June 22, 2008
June 22, 2008
June 25, 2008
13.138.1 - 13.138.7
Accessible sTEm Education Abstract
The University of Cincinnati collaborated with four Cincinnati-area high schools (Mt Notre Dame High School, Princeton High School, Mother of Mercy High School, and Harrison High School) to develop and offer a program that introduced students at those schools to the practice of Engineering and Engineering Technology. The College of Applied Science and the College of Engineering worked together to provide content that would provide high school students a balanced view of the careers and opportunities available in Engineering and Engineering Technology. The goal for the course was that greater numbers of students would understand the practice of engineering and engineering technology and would choose to pursue these in their college studies. This paper describes the collaborative process used to design and implement the course.
In response to inquiries from two local schools, the University of Cincinnati developed a working group with the goal of providing high school students a meaningful introduction to the practice of engineering. This group consisted of instructors and administrators from three local high schools along with faculty and staff from UC’s College of Engineering.
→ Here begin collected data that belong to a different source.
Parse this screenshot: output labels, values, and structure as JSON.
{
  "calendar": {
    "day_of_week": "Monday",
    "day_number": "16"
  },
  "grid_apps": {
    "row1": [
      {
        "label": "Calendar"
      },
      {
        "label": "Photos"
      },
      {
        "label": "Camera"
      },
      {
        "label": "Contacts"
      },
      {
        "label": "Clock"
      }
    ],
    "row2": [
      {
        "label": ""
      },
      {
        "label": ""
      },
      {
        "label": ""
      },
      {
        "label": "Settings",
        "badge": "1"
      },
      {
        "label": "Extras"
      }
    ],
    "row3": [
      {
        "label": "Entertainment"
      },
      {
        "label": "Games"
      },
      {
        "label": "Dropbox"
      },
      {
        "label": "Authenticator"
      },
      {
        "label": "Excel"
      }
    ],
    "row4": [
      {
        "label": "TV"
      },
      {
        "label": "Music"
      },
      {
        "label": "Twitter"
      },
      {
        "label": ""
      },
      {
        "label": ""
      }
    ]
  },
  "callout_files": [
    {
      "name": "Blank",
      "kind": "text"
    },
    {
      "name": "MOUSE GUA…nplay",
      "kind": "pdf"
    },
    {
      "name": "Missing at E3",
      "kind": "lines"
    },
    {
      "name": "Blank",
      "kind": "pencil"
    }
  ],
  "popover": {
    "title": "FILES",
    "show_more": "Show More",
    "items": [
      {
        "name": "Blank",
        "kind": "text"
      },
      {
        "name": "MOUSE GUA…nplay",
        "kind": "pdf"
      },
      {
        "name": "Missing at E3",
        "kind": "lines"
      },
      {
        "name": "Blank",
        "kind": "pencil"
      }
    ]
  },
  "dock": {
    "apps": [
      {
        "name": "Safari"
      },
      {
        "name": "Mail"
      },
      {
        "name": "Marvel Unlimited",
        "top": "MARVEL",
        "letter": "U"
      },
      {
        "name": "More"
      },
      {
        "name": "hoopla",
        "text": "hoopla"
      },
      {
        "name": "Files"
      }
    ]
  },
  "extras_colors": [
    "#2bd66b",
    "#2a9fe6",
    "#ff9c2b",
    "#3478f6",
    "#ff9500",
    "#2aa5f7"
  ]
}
Initial discussions of the working group identified these goals:
• Have a course available in the high schools beginning fall 2007 • Participation in the course should not be limited to “AP level” students • Current instructors would teach the course • Participation in the course should lead more students to pursue college programs in engineering
The working group also identified the need to encourage STEM disciplines to the greatest number of students possible. The importance of including both engineering and engineering technology in the course content was evident. The College of Applied Science was added to the collaboration in order to provide the engineering technology emphasis needed.
The working group evaluated existing curricula and materials to determine whether such materials could be used for the proposed course. In addition to discipline specific resources, the materials reviewed included: Project Lead the Way1, The Infinity Project2, Tools of Discovery3, and Engineering Your Future4.
While these and other programs provide significant resources and have a history of implementation in schools, careful consideration was given to identifying resources that allowed the collaboration to meet the goals established. In particular, Project Lead the Way provided a very robust approach and is the “preferred approach” according to the Ohio Department of Education. However, the commitment of resources needed (time and funds) to adopt that approach led the working group to choose the approach provided by the Engineering Your Future, A Project Based Introduction to Engineering text4.